The other thing that bugged me was that the whole thing felt like a fan movie. Everything looked cheap and poorly done, from the sets to the props to the costumes. Especially everybody’s hair, and I’m not usually the type who notices stuff like that. The CGI was competent but completely uninspired; it was like some CG firm down in LA had been itching to blow up the Golden Gate Bridge ever since they saw the trailers for Deep Impact and The Day After Tomorrow, so they put it in the script even though it made no sense. I’d had somewhat high hopes, because the opening scene is set in the 70s and looks perfect for a 70s suburban house — the clothes, the hair, the furniture, everything. But judging from the bland cheapness of everything else, they apparently blew their entire artistic and creative wad trying to recreate a set from “That 70’s Show.”

And like a fan movie, it was all slap-dash plotting based more on stream-of-consciousness fan fiction than telling a real story. It doesn’t hold together, it turns up the extremes too much, it relies too much on gimmicks and cheap thrills. The great thing about the first X-Men movie was that it was based on the premise, “what would it really be like to suddenly find yourself with mutant powers?” X-Men 3 seems to be based on the premise, “wouldn’t it be like totally bad-ass if Phoenix could make people disintegrate and then Iceman and Pyro got in a battle to the death and Wolverine fought a Sentinel and Magneto destroyed the Golden Gate Bridge?”

The funny thing is that it would be pretty bad-ass to see a lot of this stuff, which is what keeps the movie from being a total disappointment. Without any pacing, flow, character development, suspense, or meaning to it, though, it just all jumbles together and then disappears. The first two movies had at least one total “oh hell yeah!” moment each — for me, it was when Wolverine accidentally stabs Rogue in the first, and when Nightcrawler saves Rogue after getting sucked out of the plane in the second. For all its noise and explosions and attempts at big blockbuster moments, X-Men 3 has nothing approaching the impact of those scenes.

Except, of course, for Juggernaut’s catch-phrase, which is stupid enough to be classic. And Angel’s introductory scene was pretty damn cool, as creepy as Rogue’s from the first movie. But unlike Rogue in the first movie, Angel never had any kind of character development, so he was relegated to silent pointlessness and the aforementioned ham-handed allegory — he might as well have been a unicorn.

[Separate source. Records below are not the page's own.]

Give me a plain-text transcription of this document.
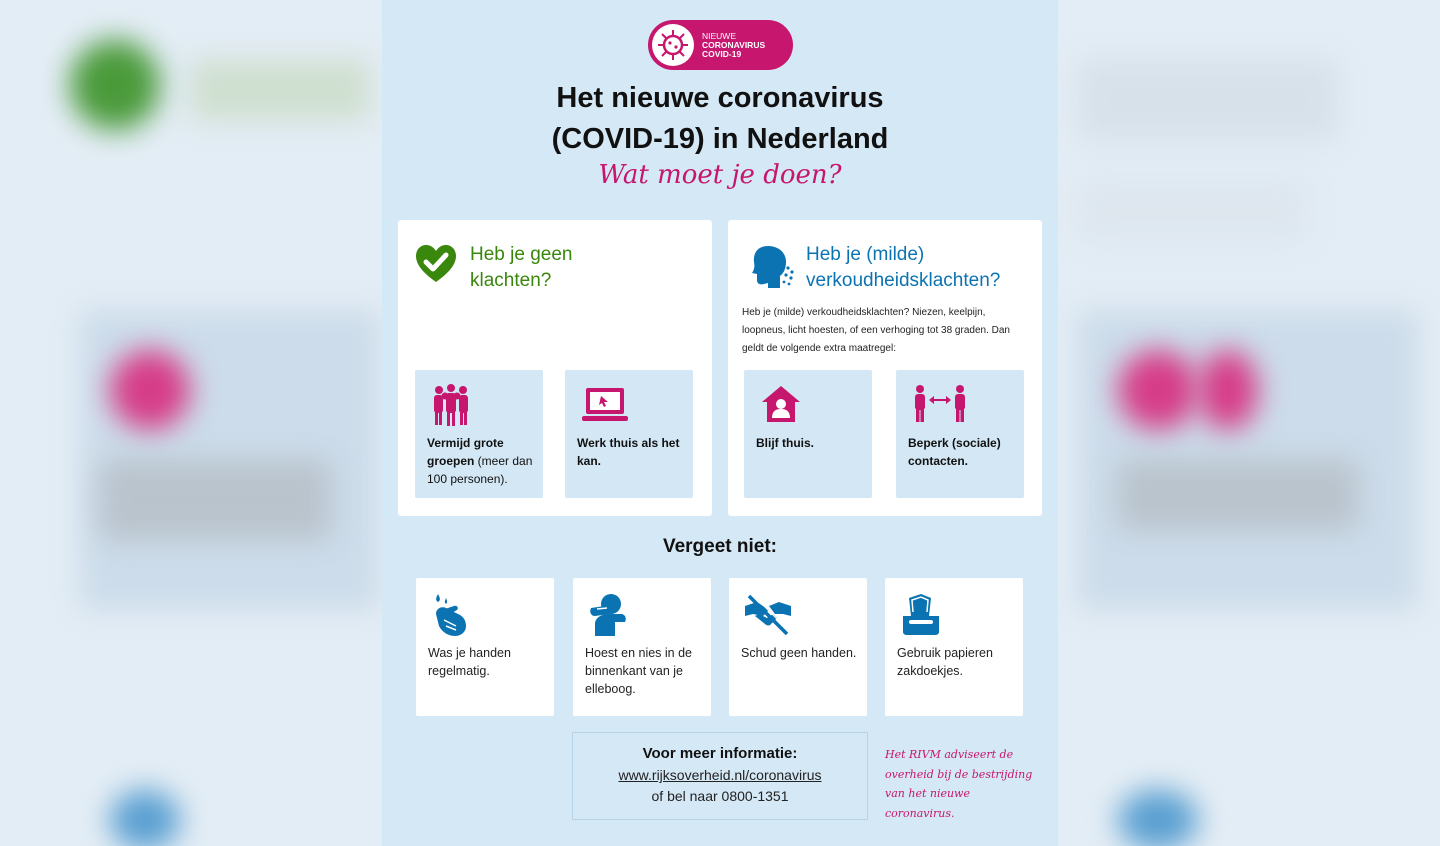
NIEUWE
CORONAVIRUS
COVID-19
Het nieuwe coronavirus
(COVID-19) in Nederland
Wat moet je doen?
Heb je geen
klachten?
Vermijd grote groepen (meer dan 100 personen).
Werk thuis als het kan.
Heb je (milde)
verkoudheidsklachten?
Heb je (milde) verkoudheidsklachten? Niezen, keelpijn, loopneus, licht hoesten, of een verhoging tot 38 graden. Dan geldt de volgende extra maatregel:
Blijf thuis.	Beperk (sociale) contacten.
Vergeet niet:
Was je handen regelmatig.
Hoest en nies in de binnenkant van je elleboog.
Schud geen handen.	Gebruik papieren zakdoekjes.
Voor meer informatie:
www.rijksoverheid.nl/coronavirus
of bel naar 0800-1351
Het RIVM adviseert de overheid bij de bestrijding van het nieuwe coronavirus.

It still seems a little unfair to criticize the movie for not being as good as the first two, especially since X-Men had its own share of clunky moments. But the first two did a remarkable job of reminding us what is possible with a “comic book movie,” after a long drought since Superman and Superman II. Maybe it’s exaggeration or naivete, but I had the feeling after the X-Men and Spider-man movies, that we were crossing some kind of nerd/normal barrier. We’d finally see movies with stories as imaginative as comic book stories, where creators weren’t afraid of looking uncool or too low-brow for doing stories about super-heroes. And we’d get a real pop mythology going, made by people who knew what they were doing. X-Men 3 isn’t a god-awful movie, but it’s just another forgettable summer action movie, and that’s all.